Isolation and Structural and Pharmacological Characterization of α-Elapitoxin-Dpp2d, an Amidated Three Finger Toxin from Black Mamba Venom

We isolated a novel, atypical long-chain three-finger toxin (TFT), alpha-elapitoxin-Dpp2d (alpha-EPTX-Dpp2d), from black mamba (Dendroaspis polylepis polylepis) venom. Proteolytic digestion with trypsin and V8 protease, together with MS/MS de novo sequencing, indicated that the mature toxin has an amidated C-terminal arginine, a posttranslational modification rarely observed for snake TFTs. alpha-EPTX-Dpp2d was found to potently inhibit alpha 7 neuronal nicotinic acetylcholine receptors (nAChR; IC50, 58 +/- 24 nM) and muscle-type nAChR (IC50, 114 +/- 37 nM) but did not affect alpha 3 beta 2 and alpha 3 beta 4 nAChR isoforms at 1 mu M concentrations.

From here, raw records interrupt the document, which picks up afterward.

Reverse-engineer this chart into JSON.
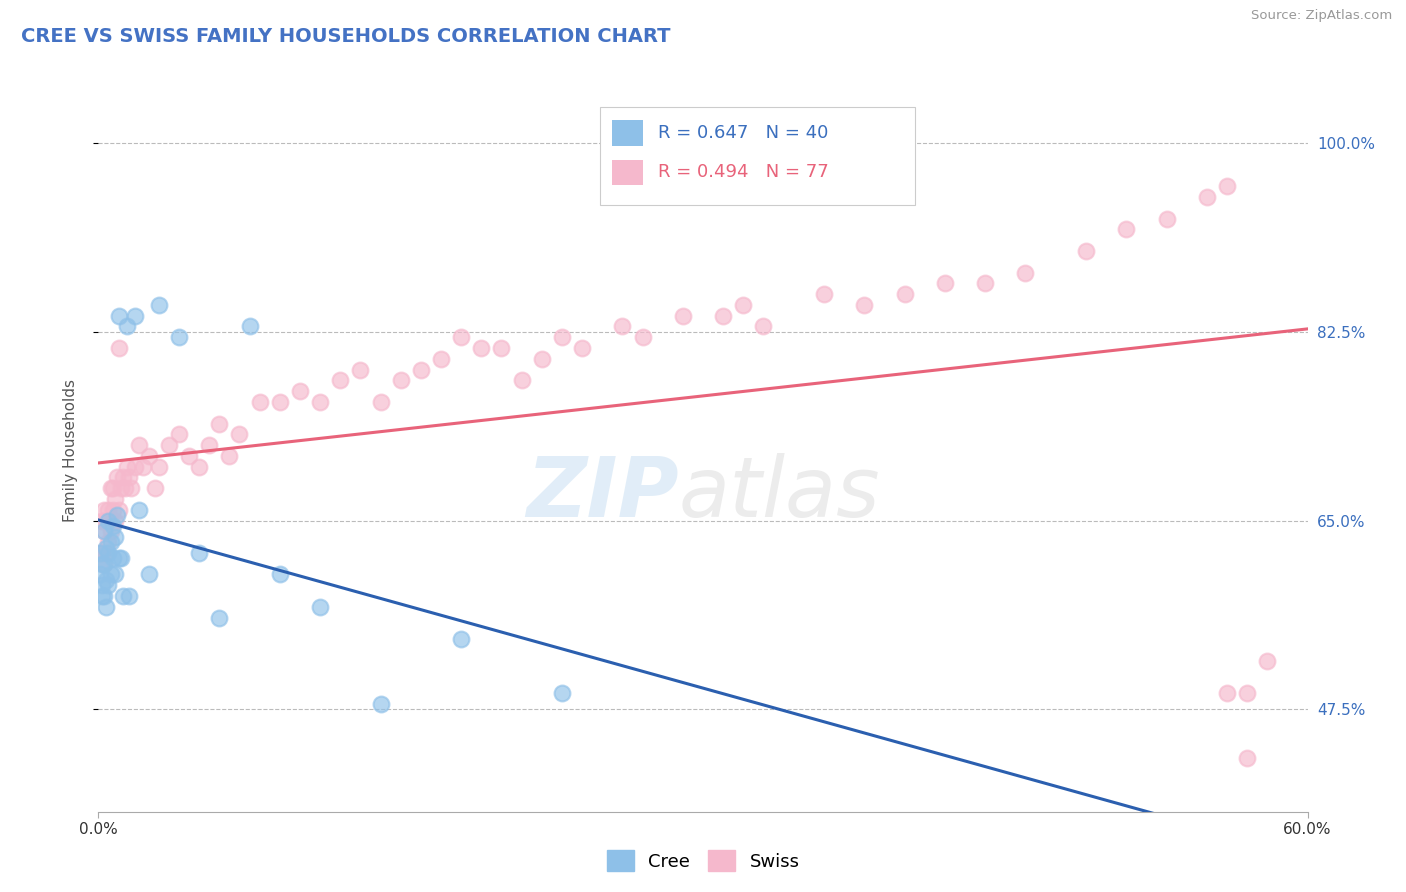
{
  "title": "CREE VS SWISS FAMILY HOUSEHOLDS CORRELATION CHART",
  "source": "Source: ZipAtlas.com",
  "ylabel": "Family Households",
  "x_min": 0.0,
  "x_max": 0.6,
  "y_min": 0.38,
  "y_max": 1.05,
  "cree_color": "#8ec0e8",
  "swiss_color": "#f5b8cc",
  "cree_line_color": "#2b5faf",
  "swiss_line_color": "#e8637a",
  "R_cree": 0.647,
  "N_cree": 40,
  "R_swiss": 0.494,
  "N_swiss": 77,
  "grid_color": "#bbbbbb",
  "background_color": "#ffffff",
  "title_color": "#4472c4",
  "y_ticks": [
    0.475,
    0.65,
    0.825,
    1.0
  ],
  "cree_x": [
    0.001,
    0.001,
    0.002,
    0.002,
    0.002,
    0.003,
    0.003,
    0.003,
    0.004,
    0.004,
    0.004,
    0.005,
    0.005,
    0.005,
    0.006,
    0.006,
    0.007,
    0.007,
    0.008,
    0.008,
    0.009,
    0.01,
    0.01,
    0.011,
    0.012,
    0.014,
    0.015,
    0.018,
    0.02,
    0.025,
    0.03,
    0.04,
    0.05,
    0.06,
    0.075,
    0.09,
    0.11,
    0.14,
    0.18,
    0.23
  ],
  "cree_y": [
    0.62,
    0.6,
    0.59,
    0.61,
    0.58,
    0.64,
    0.61,
    0.58,
    0.625,
    0.595,
    0.57,
    0.65,
    0.62,
    0.59,
    0.63,
    0.6,
    0.645,
    0.615,
    0.635,
    0.6,
    0.655,
    0.84,
    0.615,
    0.615,
    0.58,
    0.83,
    0.58,
    0.84,
    0.66,
    0.6,
    0.85,
    0.82,
    0.62,
    0.56,
    0.83,
    0.6,
    0.57,
    0.48,
    0.54,
    0.49
  ],
  "swiss_x": [
    0.001,
    0.002,
    0.002,
    0.003,
    0.003,
    0.003,
    0.004,
    0.004,
    0.005,
    0.005,
    0.006,
    0.006,
    0.007,
    0.007,
    0.008,
    0.008,
    0.009,
    0.01,
    0.01,
    0.011,
    0.012,
    0.013,
    0.014,
    0.015,
    0.016,
    0.018,
    0.02,
    0.022,
    0.025,
    0.028,
    0.03,
    0.035,
    0.04,
    0.045,
    0.05,
    0.055,
    0.06,
    0.065,
    0.07,
    0.08,
    0.09,
    0.1,
    0.11,
    0.12,
    0.13,
    0.14,
    0.15,
    0.16,
    0.17,
    0.18,
    0.19,
    0.2,
    0.21,
    0.22,
    0.23,
    0.24,
    0.26,
    0.27,
    0.29,
    0.31,
    0.32,
    0.33,
    0.36,
    0.38,
    0.4,
    0.42,
    0.44,
    0.46,
    0.49,
    0.51,
    0.53,
    0.55,
    0.56,
    0.56,
    0.57,
    0.57,
    0.58
  ],
  "swiss_y": [
    0.62,
    0.65,
    0.62,
    0.66,
    0.64,
    0.61,
    0.65,
    0.62,
    0.66,
    0.63,
    0.68,
    0.64,
    0.66,
    0.68,
    0.65,
    0.67,
    0.69,
    0.81,
    0.66,
    0.68,
    0.69,
    0.68,
    0.7,
    0.69,
    0.68,
    0.7,
    0.72,
    0.7,
    0.71,
    0.68,
    0.7,
    0.72,
    0.73,
    0.71,
    0.7,
    0.72,
    0.74,
    0.71,
    0.73,
    0.76,
    0.76,
    0.77,
    0.76,
    0.78,
    0.79,
    0.76,
    0.78,
    0.79,
    0.8,
    0.82,
    0.81,
    0.81,
    0.78,
    0.8,
    0.82,
    0.81,
    0.83,
    0.82,
    0.84,
    0.84,
    0.85,
    0.83,
    0.86,
    0.85,
    0.86,
    0.87,
    0.87,
    0.88,
    0.9,
    0.92,
    0.93,
    0.95,
    0.96,
    0.49,
    0.49,
    0.43,
    0.52
  ]
}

Competitive radioligand binding assays demonstrated that alpha-EPTX-Dpp2d competes with epibatidine binding to the Lymnea stagnalis acetylcholine-binding protein (Ls-AChBP; IC50, 4.9 +/- 2.3 nM). The activity profile and binding data are reminiscent of classical long-chain TFTs with a free carboxyl termini, suggesting that amidation does not significantly affect toxin selectivity. The crystal structure of alpha-EPTX-Dpp2d was determined at 1.7 angstrom resolution and displayed a dimeric toxin assembly with each monomer positioned in an antiparallel orientation. The dimeric structure is stabilized by extensive intermolecular hydrogen bonds and electrostatic interactions, which raised the possibility that the toxin may exist as a noncovalent homodimer in solution. However, chemical cross-linking and size-exclusion chromatography coupled with multiangle laser light scattering (MALLS) data indicated that the toxin is predominantly monomeric under physiological conditions. Because of its high potency and selectivity, we expect this toxin to be a valuable pharmacological tool for studying the structure and function of nAChRs.